Per le medesime ragioni, poi, considerata l'identità di natura e di collocazione costituzionale, e quindi la omogeneità di regolamentazione che sul punto deve caratterizzare province e comuni, la dichiarazione di illegittimità costituzionale va estesa, ai sensi dell'art. 27 della legge 11 marzo 1953, n. 87, anche alla parte della norma che concerne la rimozione della causa di ineleggibilità a consigliere comunale del dipendente del comune.

 

PER QUESTI MOTIVI

LA CORTE COSTITUZIONALE

 

dichiara l'illegittimità costituzionale dell'art. 2, terzo comma, della legge 23 aprile 1981, n. 154 (Norme in materia di ineleggibilità ed incompatibilità alle cariche di consigliere regionale, provinciale, comunale e circoscrizionale e in materia di incompatiblità degli addetti al Servizio sanitario nazionale), nella parte in cui non prevede che la causa di ineleggibilità a consigliere provinciale del dipendente provinciale cessi anche con il collocamento in aspettativa ai sensi del secondo comma dello stesso art. 2.

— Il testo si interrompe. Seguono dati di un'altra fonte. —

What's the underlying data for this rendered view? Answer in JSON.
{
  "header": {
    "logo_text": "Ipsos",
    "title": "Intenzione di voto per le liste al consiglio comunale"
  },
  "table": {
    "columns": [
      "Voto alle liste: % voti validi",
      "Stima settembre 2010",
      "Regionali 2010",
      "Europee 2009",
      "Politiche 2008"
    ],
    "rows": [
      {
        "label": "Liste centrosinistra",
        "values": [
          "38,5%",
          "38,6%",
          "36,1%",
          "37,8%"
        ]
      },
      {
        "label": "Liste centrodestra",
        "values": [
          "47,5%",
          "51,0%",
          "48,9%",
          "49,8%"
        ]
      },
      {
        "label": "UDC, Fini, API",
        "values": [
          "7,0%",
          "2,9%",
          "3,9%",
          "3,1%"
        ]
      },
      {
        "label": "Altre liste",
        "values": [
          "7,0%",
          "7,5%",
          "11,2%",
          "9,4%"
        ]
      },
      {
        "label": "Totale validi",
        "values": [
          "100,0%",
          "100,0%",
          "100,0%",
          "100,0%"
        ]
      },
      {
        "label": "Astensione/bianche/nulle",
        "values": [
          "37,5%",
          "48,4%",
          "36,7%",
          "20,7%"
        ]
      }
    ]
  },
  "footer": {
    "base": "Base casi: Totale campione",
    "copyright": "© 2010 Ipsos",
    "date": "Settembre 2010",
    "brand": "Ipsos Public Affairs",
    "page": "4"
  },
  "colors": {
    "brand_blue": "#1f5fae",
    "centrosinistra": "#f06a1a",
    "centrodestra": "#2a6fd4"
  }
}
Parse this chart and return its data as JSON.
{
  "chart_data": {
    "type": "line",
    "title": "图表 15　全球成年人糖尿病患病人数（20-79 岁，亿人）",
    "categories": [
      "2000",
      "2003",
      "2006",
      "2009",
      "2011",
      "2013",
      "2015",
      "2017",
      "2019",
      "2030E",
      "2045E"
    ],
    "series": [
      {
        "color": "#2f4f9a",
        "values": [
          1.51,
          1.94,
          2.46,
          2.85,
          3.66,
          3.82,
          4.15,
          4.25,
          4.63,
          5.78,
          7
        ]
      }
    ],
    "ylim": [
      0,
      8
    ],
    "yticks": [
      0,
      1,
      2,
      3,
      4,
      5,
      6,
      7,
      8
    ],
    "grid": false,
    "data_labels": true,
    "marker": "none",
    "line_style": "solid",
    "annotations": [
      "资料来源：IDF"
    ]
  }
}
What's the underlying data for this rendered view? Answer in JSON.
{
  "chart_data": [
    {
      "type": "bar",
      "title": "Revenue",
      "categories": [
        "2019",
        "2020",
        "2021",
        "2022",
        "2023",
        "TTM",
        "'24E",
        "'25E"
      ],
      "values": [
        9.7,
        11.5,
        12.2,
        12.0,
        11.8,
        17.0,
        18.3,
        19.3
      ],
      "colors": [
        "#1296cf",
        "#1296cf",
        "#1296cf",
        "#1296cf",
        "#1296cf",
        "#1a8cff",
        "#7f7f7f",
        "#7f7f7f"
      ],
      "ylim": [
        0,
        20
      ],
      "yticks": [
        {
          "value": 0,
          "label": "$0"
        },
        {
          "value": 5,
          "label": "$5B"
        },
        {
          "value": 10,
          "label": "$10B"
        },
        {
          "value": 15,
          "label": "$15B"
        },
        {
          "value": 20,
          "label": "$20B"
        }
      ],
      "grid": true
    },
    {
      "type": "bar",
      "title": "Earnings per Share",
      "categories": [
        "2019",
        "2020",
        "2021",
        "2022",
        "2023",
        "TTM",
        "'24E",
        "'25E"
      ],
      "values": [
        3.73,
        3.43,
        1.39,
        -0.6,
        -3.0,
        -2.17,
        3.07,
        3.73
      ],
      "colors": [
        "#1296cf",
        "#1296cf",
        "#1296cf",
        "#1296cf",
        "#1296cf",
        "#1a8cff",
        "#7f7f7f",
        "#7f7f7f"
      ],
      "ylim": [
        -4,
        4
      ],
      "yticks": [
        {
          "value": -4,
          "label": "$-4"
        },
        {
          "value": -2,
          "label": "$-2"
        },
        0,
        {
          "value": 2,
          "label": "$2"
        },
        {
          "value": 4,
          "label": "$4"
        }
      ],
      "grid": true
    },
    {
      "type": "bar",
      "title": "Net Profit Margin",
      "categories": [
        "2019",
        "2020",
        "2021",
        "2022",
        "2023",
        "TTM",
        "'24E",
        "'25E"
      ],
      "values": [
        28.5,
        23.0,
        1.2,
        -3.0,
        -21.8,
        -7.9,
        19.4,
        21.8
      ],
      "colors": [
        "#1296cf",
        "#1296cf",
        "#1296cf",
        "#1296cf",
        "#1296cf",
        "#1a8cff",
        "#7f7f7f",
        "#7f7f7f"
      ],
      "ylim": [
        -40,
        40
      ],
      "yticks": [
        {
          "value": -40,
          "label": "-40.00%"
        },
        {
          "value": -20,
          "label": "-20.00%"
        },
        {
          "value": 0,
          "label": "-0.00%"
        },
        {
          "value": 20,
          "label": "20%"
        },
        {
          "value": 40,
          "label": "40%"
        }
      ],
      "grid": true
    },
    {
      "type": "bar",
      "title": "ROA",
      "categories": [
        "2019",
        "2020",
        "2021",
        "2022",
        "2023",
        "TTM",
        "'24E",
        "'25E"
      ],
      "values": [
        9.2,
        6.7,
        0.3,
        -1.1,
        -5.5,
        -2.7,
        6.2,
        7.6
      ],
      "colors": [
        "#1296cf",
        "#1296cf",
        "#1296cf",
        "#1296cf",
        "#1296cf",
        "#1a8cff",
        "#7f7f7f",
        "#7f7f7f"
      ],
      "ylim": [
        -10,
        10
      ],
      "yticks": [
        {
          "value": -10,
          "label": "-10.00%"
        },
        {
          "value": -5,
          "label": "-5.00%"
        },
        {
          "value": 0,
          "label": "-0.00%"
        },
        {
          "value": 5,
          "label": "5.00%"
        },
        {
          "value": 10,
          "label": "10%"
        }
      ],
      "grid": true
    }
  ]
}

Visto l'art. 27 della legge 11 marzo 1953, n. 87;

dichiara l'illegittimità costituzionale dell'art. 2, terzo comma, della legge 23 aprile 1981, n. 154 nella parte in cui non prevede che la causa di ineleggibilità a consigliere comunale del dipendente comunale cessi anche con il collocamento in aspettativa ai sensi del secondo comma dello stesso art. 2.

Così deciso in Roma, nella sede della Corte costituzionale, Palazzo della Consulta, il 23/03/94.

Francesco Paolo CASAVOLA, Presidente

Mauro FERRI, Redattore

Depositata in cancelleria il 31/03/94.